The next day, during the interrogation of Jennings, a photograph of his contact is revealed: to their surprise, it's Captain Blake. The latter escapes with Jennings after a chase on a motorcycle with his former deputy, David Honeychurch. A few hours later, Mortimer is escorted to his apartment which is to be searched by police. Made aware of recent events, he refuses to believe in the betrayal of his friend, even in the face of mounting evidence. He thinks rather that he is in danger and that he must find him to help him. He remembers while the day before, Blake told him about innocuous way of his escape to his cousin Virginia in Yorkshire. After escaping surveillance by the police, he travels, with the help of a wanderer, to the North of England in a freight train to avoid police checks. He then travels to Seanberry by bike where Virginia already seems to know him and waits for him.
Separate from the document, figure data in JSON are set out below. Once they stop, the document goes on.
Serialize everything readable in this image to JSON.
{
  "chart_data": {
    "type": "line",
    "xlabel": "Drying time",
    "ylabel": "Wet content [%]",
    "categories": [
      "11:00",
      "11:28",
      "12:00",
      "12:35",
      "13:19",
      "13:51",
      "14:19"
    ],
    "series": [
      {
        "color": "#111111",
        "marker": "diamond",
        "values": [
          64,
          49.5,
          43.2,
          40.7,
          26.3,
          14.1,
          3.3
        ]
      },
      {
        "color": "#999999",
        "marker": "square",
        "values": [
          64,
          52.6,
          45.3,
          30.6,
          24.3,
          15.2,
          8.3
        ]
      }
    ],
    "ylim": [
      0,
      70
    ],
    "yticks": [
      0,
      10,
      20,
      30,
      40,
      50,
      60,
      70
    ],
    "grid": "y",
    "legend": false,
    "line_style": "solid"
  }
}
Meanwhile, Blake and Jennings arrive in London via a postal van. Entering a home in the English countryside, Blake faces his old enemy Colonel Olrik and his man, Jack, killing Jennings. Olrik is not convinced by the betrayal of Blake, and to test it, he orders him to kill Fielding, an agent of MI5 in captivity. Blake does not, and manages to knock out Olrik and Jack at the end of a struggle during which Fielding is seriously injured. In order to escape, he triggers a fire, which forces Olrik and his men to hurriedly leave the residence before firefighters arrive.

In Seanberry, Virginia reveals to Mortimer that she is a sleeper agent (aka 'cousin') in the service of Blake and that the betrayal of the latter is just a covert operation to infiltrate the spy network. But in the early morning, things get complicated when the Home Secretary, the only person of significance knowing of the operation, is the victim of a car "accident". In addition, the Chief Inspector Glenn Kendall finds Mortimer and stops him. About to be arrested, the Professor jumps into the convertible with Virginia who manages to lose his pursuers. She takes Mortimer to a farm where he exchanges his clothes with a man like him to deal with the police. In London, Honeychurch – who turns out also to be part of the operation – is caught red-handed by the Under-Secretary of State for the Home Office, Harold Doyle-Smith, in person.
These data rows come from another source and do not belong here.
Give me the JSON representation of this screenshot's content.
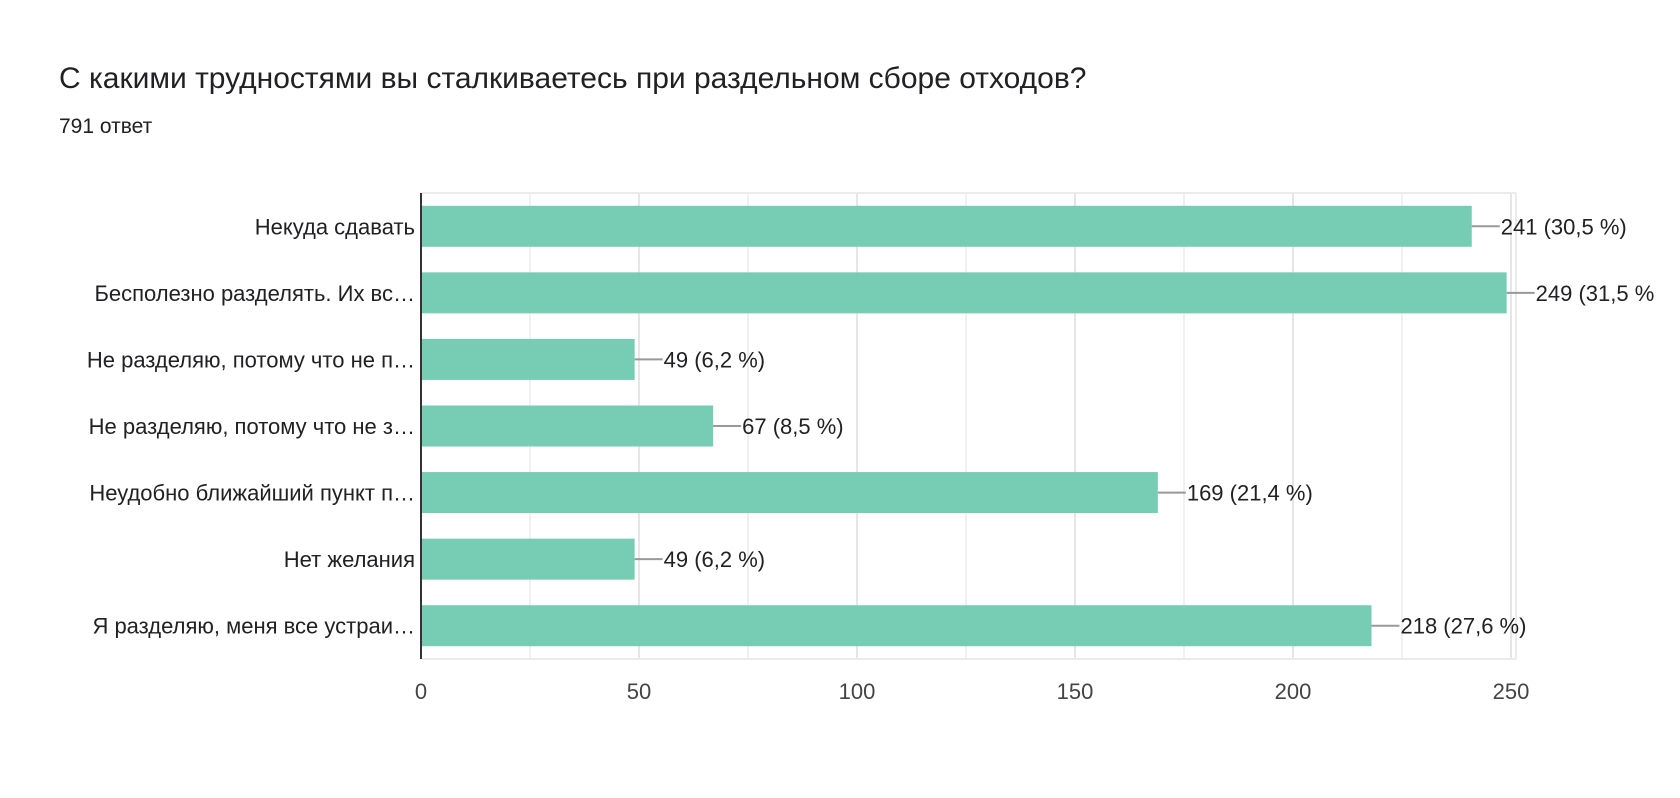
{
  "title": "С какими трудностями вы сталкиваетесь при раздельном сборе отходов?",
  "subtitle": "791 ответ",
  "chart_data": {
    "type": "bar",
    "orientation": "horizontal",
    "categories": [
      "Некуда сдавать",
      "Бесполезно разделять. Их вс…",
      "Не разделяю, потому что не п…",
      "Не разделяю, потому что не з…",
      "Неудобно ближайший пункт п…",
      "Нет желания",
      "Я разделяю, меня все устраи…"
    ],
    "values": [
      241,
      249,
      49,
      67,
      169,
      49,
      218
    ],
    "data_labels": [
      "241 (30,5 %)",
      "249 (31,5 %",
      "49 (6,2 %)",
      "67 (8,5 %)",
      "169 (21,4 %)",
      "49 (6,2 %)",
      "218 (27,6 %)"
    ],
    "xlim": [
      0,
      250
    ],
    "x_ticks": [
      0,
      50,
      100,
      150,
      200,
      250
    ],
    "grid": true,
    "bar_color": "#76cdb4"
  }
}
Mortimer is driven to Scotland where he finds Blake in a cromlech. He then discovers they are right next to Ardmuir Castle where is a scientific seminar. Blake tells him that Olrik's plan is to kidnap the brightest physicists of the Kingdom and make them work on behalf of a foreign power. The thug then appears with his men and the two friends split up to evade them. Mortimer, surrounded, jumps into the water from the top of a cliff, while Blake gets in a car, of which the occupant turns out be the Under-Secretary of State Harold Doyle-Smith. Blake then reveals to him his secret operation and, arriving at the Castle, Doyle-Smith gives him the benefit of the doubt. When Blake sees the six fingered hand of industrialist Adrian Deloraine, he recalls Fielding's warning and understands that the Under-Secretary of State is the Mole. Without being able to react, he finds himself locked in a dungeon with his deputy Honeychurch.
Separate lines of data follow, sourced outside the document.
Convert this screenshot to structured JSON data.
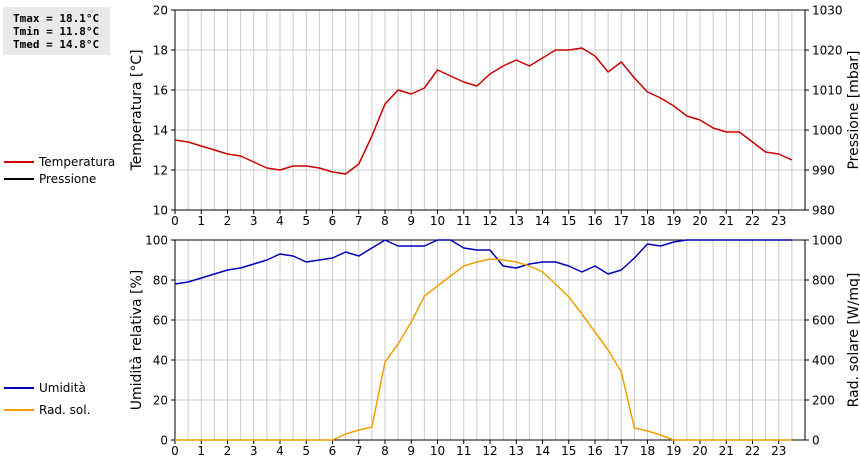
{
  "stats": {
    "tmax": "Tmax = 18.1°C",
    "tmin": "Tmin = 11.8°C",
    "tmed": "Tmed = 14.8°C"
  },
  "colors": {
    "temperature": "#cc0000",
    "pressure": "#000000",
    "humidity": "#0000bb",
    "solar": "#f0a000",
    "grid": "#cccccc"
  },
  "legend_top": [
    {
      "label": "Temperatura",
      "color": "#cc0000"
    },
    {
      "label": "Pressione",
      "color": "#000000"
    }
  ],
  "legend_bottom": [
    {
      "label": "Umidità",
      "color": "#0000bb"
    },
    {
      "label": "Rad. sol.",
      "color": "#f0a000"
    }
  ],
  "chart_data": [
    {
      "type": "line",
      "ylabel": "Temperatura [°C]",
      "y2label": "Pressione [mbar]",
      "xlim": [
        0,
        24
      ],
      "ylim": [
        10,
        20
      ],
      "y2lim": [
        980,
        1030
      ],
      "grid": true,
      "legend_position": "left",
      "x_ticks": [
        "0",
        "1",
        "2",
        "3",
        "4",
        "5",
        "6",
        "7",
        "8",
        "9",
        "10",
        "11",
        "12",
        "13",
        "14",
        "15",
        "16",
        "17",
        "18",
        "19",
        "20",
        "21",
        "22",
        "23"
      ],
      "y_ticks": [
        "10",
        "12",
        "14",
        "16",
        "18",
        "20"
      ],
      "y2_ticks": [
        "980",
        "990",
        "1000",
        "1010",
        "1020",
        "1030"
      ],
      "series": [
        {
          "name": "Temperatura",
          "axis": "left",
          "points": [
            [
              0,
              13.5
            ],
            [
              0.5,
              13.4
            ],
            [
              1,
              13.2
            ],
            [
              1.5,
              13.0
            ],
            [
              2,
              12.8
            ],
            [
              2.5,
              12.7
            ],
            [
              3,
              12.4
            ],
            [
              3.5,
              12.1
            ],
            [
              4,
              12.0
            ],
            [
              4.5,
              12.2
            ],
            [
              5,
              12.2
            ],
            [
              5.5,
              12.1
            ],
            [
              6,
              11.9
            ],
            [
              6.5,
              11.8
            ],
            [
              7,
              12.3
            ],
            [
              7.5,
              13.7
            ],
            [
              8,
              15.3
            ],
            [
              8.5,
              16.0
            ],
            [
              9,
              15.8
            ],
            [
              9.5,
              16.1
            ],
            [
              10,
              17.0
            ],
            [
              10.5,
              16.7
            ],
            [
              11,
              16.4
            ],
            [
              11.5,
              16.2
            ],
            [
              12,
              16.8
            ],
            [
              12.5,
              17.2
            ],
            [
              13,
              17.5
            ],
            [
              13.5,
              17.2
            ],
            [
              14,
              17.6
            ],
            [
              14.5,
              18.0
            ],
            [
              15,
              18.0
            ],
            [
              15.5,
              18.1
            ],
            [
              16,
              17.7
            ],
            [
              16.5,
              16.9
            ],
            [
              17,
              17.4
            ],
            [
              17.5,
              16.6
            ],
            [
              18,
              15.9
            ],
            [
              18.5,
              15.6
            ],
            [
              19,
              15.2
            ],
            [
              19.5,
              14.7
            ],
            [
              20,
              14.5
            ],
            [
              20.5,
              14.1
            ],
            [
              21,
              13.9
            ],
            [
              21.5,
              13.9
            ],
            [
              22,
              13.4
            ],
            [
              22.5,
              12.9
            ],
            [
              23,
              12.8
            ],
            [
              23.5,
              12.5
            ]
          ]
        },
        {
          "name": "Pressione",
          "axis": "right",
          "points": []
        }
      ]
    },
    {
      "type": "line",
      "ylabel": "Umidità relativa [%]",
      "y2label": "Rad. solare [W/mq]",
      "xlim": [
        0,
        24
      ],
      "ylim": [
        0,
        100
      ],
      "y2lim": [
        0,
        1000
      ],
      "grid": true,
      "legend_position": "left",
      "x_ticks": [
        "0",
        "1",
        "2",
        "3",
        "4",
        "5",
        "6",
        "7",
        "8",
        "9",
        "10",
        "11",
        "12",
        "13",
        "14",
        "15",
        "16",
        "17",
        "18",
        "19",
        "20",
        "21",
        "22",
        "23"
      ],
      "y_ticks": [
        "0",
        "20",
        "40",
        "60",
        "80",
        "100"
      ],
      "y2_ticks": [
        "0",
        "200",
        "400",
        "600",
        "800",
        "1000"
      ],
      "series": [
        {
          "name": "Umidità",
          "axis": "left",
          "points": [
            [
              0,
              78
            ],
            [
              0.5,
              79
            ],
            [
              1,
              81
            ],
            [
              1.5,
              83
            ],
            [
              2,
              85
            ],
            [
              2.5,
              86
            ],
            [
              3,
              88
            ],
            [
              3.5,
              90
            ],
            [
              4,
              93
            ],
            [
              4.5,
              92
            ],
            [
              5,
              89
            ],
            [
              5.5,
              90
            ],
            [
              6,
              91
            ],
            [
              6.5,
              94
            ],
            [
              7,
              92
            ],
            [
              7.5,
              96
            ],
            [
              8,
              100
            ],
            [
              8.5,
              97
            ],
            [
              9,
              97
            ],
            [
              9.5,
              97
            ],
            [
              10,
              100
            ],
            [
              10.5,
              100
            ],
            [
              11,
              96
            ],
            [
              11.5,
              95
            ],
            [
              12,
              95
            ],
            [
              12.5,
              87
            ],
            [
              13,
              86
            ],
            [
              13.5,
              88
            ],
            [
              14,
              89
            ],
            [
              14.5,
              89
            ],
            [
              15,
              87
            ],
            [
              15.5,
              84
            ],
            [
              16,
              87
            ],
            [
              16.5,
              83
            ],
            [
              17,
              85
            ],
            [
              17.5,
              91
            ],
            [
              18,
              98
            ],
            [
              18.5,
              97
            ],
            [
              19,
              99
            ],
            [
              19.5,
              100
            ],
            [
              20,
              100
            ],
            [
              21,
              100
            ],
            [
              22,
              100
            ],
            [
              23,
              100
            ],
            [
              23.5,
              100
            ]
          ]
        },
        {
          "name": "Rad. sol.",
          "axis": "right",
          "points": [
            [
              0,
              0
            ],
            [
              1,
              0
            ],
            [
              2,
              0
            ],
            [
              3,
              0
            ],
            [
              4,
              0
            ],
            [
              5,
              0
            ],
            [
              6,
              0
            ],
            [
              6.5,
              30
            ],
            [
              7,
              50
            ],
            [
              7.5,
              65
            ],
            [
              8,
              390
            ],
            [
              8.5,
              480
            ],
            [
              9,
              590
            ],
            [
              9.5,
              720
            ],
            [
              10,
              770
            ],
            [
              10.5,
              820
            ],
            [
              11,
              870
            ],
            [
              11.5,
              890
            ],
            [
              12,
              905
            ],
            [
              12.5,
              900
            ],
            [
              13,
              890
            ],
            [
              13.5,
              870
            ],
            [
              14,
              840
            ],
            [
              14.5,
              780
            ],
            [
              15,
              715
            ],
            [
              15.5,
              630
            ],
            [
              16,
              540
            ],
            [
              16.5,
              450
            ],
            [
              17,
              340
            ],
            [
              17.5,
              60
            ],
            [
              18,
              45
            ],
            [
              18.5,
              25
            ],
            [
              19,
              0
            ],
            [
              20,
              0
            ],
            [
              21,
              0
            ],
            [
              22,
              0
            ],
            [
              23,
              0
            ],
            [
              23.5,
              0
            ]
          ]
        }
      ]
    }
  ]
}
During this time, Mortimer, who everyone thinks is dead, is stuck on a ledge of the cliff. He follows an underpass taking him to a secret submarine base located under the Castle. Quietly, he releases Blake and Honeychurch. While the latter warns the SAS, Blake and Mortimer sabotage the generator base and then, at the end of a struggle between Mortimer and Olrik, the propeller and rudder of the submarine. A firefight rages between the two sides until the SAS invade the Castle and the base. Everyone is arrested except Olrik, who manages to escape by sea plane. Blake and Mortimer are awarded from the hands of the Home Secretary the Victoria Cross for service rendered to their homeland.

==English publication==
The first publication in English was by Cinebook Ltd in September 2008.